At length, Wood describes meeting Manson, a.k.a. Brian Warner, when she was 18 (he was 37), the beginnings of their romance and disturbing allegations about how she was abused, including a music video in which their interactions prompted concern among members of the crew. Manson declined an interview, but his legal counsel provided a detailed statement to the filmmakers saying that he “vehemently denies any and all claims of sexual assault or abuse of anyone,” and that former partners had “weaponized” consensual relationships into “fabricated horror stories.”
“Phoenix Rising” proves most compelling during the first part, which includes a step-by-step breakdown of common patterns that domestic abusers follow to control and intimidate victims. That chapter incorporates Wood’s family issues and history, moving to Hollywood after her parents separated and becoming a child star, appearing in the extremely edgy “Thirteen,” a stark independent film about troubled teens.

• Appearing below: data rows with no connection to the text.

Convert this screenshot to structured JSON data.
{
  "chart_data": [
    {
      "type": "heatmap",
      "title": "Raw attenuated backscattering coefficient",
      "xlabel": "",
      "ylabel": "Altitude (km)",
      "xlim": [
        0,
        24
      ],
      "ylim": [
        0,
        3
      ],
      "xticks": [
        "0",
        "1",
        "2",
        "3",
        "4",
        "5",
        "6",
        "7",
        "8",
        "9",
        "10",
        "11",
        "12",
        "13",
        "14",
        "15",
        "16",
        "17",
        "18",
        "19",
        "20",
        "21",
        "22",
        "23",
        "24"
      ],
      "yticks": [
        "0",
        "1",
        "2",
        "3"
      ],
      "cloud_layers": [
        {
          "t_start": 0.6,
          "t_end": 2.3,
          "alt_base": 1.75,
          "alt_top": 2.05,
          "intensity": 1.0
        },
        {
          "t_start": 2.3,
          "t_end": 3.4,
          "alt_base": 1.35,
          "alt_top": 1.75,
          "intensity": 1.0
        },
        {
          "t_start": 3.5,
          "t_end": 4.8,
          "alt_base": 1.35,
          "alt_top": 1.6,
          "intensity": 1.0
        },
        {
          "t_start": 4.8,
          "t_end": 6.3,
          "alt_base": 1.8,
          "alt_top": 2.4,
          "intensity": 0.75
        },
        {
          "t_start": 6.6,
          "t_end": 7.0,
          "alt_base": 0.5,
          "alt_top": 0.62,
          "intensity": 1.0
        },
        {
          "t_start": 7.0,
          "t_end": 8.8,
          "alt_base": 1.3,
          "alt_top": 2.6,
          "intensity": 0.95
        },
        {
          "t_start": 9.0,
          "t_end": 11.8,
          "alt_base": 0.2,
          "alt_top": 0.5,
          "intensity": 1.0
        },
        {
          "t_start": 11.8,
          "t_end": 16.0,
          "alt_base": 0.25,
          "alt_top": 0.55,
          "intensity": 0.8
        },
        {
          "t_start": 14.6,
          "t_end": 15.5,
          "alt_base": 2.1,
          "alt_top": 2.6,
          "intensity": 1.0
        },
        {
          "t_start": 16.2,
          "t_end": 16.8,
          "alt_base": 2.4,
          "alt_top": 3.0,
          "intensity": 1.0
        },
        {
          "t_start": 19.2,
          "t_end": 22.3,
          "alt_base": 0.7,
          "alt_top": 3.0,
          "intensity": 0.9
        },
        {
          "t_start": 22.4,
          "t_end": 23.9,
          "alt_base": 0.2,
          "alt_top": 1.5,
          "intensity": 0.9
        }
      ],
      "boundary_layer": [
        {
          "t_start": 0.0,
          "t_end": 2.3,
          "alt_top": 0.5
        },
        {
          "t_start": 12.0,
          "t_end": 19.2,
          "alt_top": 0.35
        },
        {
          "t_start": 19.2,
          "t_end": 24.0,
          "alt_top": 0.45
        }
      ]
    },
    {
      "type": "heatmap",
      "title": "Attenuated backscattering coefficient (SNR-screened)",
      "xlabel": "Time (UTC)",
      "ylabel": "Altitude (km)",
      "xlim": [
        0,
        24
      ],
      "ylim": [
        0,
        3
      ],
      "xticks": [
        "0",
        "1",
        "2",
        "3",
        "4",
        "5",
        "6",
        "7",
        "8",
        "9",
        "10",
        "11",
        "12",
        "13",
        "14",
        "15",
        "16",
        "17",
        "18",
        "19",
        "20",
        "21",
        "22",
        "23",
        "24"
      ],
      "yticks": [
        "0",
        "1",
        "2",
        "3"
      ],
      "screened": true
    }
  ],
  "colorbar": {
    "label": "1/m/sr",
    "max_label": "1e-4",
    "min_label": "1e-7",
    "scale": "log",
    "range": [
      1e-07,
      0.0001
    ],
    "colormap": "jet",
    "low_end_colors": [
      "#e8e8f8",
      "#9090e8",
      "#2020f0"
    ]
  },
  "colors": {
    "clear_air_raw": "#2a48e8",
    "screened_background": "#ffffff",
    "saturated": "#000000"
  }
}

Wood, who was 14 while shooting the movie, discusses her discomfort with certain scenes, including one in which she had to make out with a 23-year-old actor. After that role, she recalls being offered various “Lolita”-type parts, and notes that Manson referenced the movie when they first met.
The documentary clearly comes with a specific mission in mind, shining light on the issue of domestic violence through the lens of Wood’s advocacy. Toward that end, HBO is partnering with RAINN (Rape, Abuse & Incest National Network) and other organizations to ensure that the embers stoked by “Phoenix Rising” don’t end there.
“Phoenix Rising” will air March 15-16 at 9 p.m. ET on HBO, which, like CNN, is a unit of WarnerMedia.